Hakimin bu takdir hakkını kullanırken, ülkenin ekonomik koşulları, tarafların sosyal ve ekonomik durumları, paranın satın alma gücü, tarafların kusur durumu, olayın ağırlığı, olay tarihi gibi özellikleri göz önünde tutması ve buna göre manevi tazminat takdir edilmesi gerektiği açıkça ortadadır. (HGK 23/06/2004, 13/291-370
Yukarıda belirtilen hususlar dikkate alındığında, davacı lehine takdir olunan manevi tazminatın bir miktar fazla olduğu görülmüş ve hakkaniyete uygun bir manevi tazminata hükmedilmek üzere kararın bozulması gerekmiştir.

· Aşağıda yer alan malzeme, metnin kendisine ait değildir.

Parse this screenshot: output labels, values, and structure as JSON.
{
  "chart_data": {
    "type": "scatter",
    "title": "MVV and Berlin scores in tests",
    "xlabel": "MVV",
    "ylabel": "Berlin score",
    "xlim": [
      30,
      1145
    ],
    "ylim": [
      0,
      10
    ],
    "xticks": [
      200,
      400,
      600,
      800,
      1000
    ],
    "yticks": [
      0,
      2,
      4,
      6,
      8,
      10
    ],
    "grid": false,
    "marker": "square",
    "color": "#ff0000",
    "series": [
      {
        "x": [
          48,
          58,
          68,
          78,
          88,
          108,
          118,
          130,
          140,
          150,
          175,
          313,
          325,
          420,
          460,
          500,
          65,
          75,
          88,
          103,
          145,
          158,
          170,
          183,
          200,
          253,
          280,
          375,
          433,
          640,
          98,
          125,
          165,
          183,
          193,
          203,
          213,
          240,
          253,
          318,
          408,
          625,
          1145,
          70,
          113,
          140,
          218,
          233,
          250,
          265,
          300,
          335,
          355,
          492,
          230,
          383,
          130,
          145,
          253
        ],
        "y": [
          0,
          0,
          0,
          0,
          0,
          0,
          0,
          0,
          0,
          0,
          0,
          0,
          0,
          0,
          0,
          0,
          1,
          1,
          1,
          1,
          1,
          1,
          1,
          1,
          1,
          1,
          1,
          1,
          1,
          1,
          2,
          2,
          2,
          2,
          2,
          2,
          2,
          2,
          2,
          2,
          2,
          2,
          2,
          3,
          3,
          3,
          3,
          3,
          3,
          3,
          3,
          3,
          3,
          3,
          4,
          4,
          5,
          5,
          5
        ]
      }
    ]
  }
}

4-Bozma neden ve şekline göre davalı vekilinin yargılama giderlerine ilişkin temyiz itirazlarının incelenmesine şimdilik gerek görülmemiştir.
SONUÇ: Yukarıda (1) numaralı bentte açıklanan nedenlerle davacı vekili ve davalı vekilinin temyiz istemlerinin mahkeme hükmünün belirtilen yönlerden kesin olması nedeniyle REDDİNE, (2) numaralı bentte açıklanan nedenlerle davacı vekilinin tüm davalı vekilinin sair temyiz itirazlarının reddine, (3) numaralı bentte açıklanan nedenlerle davalı vekilinin temyiz itirazlarının kabulü ile hükmün BOZULMASINA, (4) numaralı bentte açıklanan nedenlerle davalı vekilinin yargılama giderlerine yönelik temyiz itirazlarının şimdilik incelenmesine yer olmadığına ve aşağıda dökümü yazılı 16,70 TL kalan onama harcının temyiz eden davacıdan alınmasına, peşin alınan harcın istek halinde temyiz eden davalıya geri verilmesine, 20/02/2019 gününde oybirliğiyle karar verildi.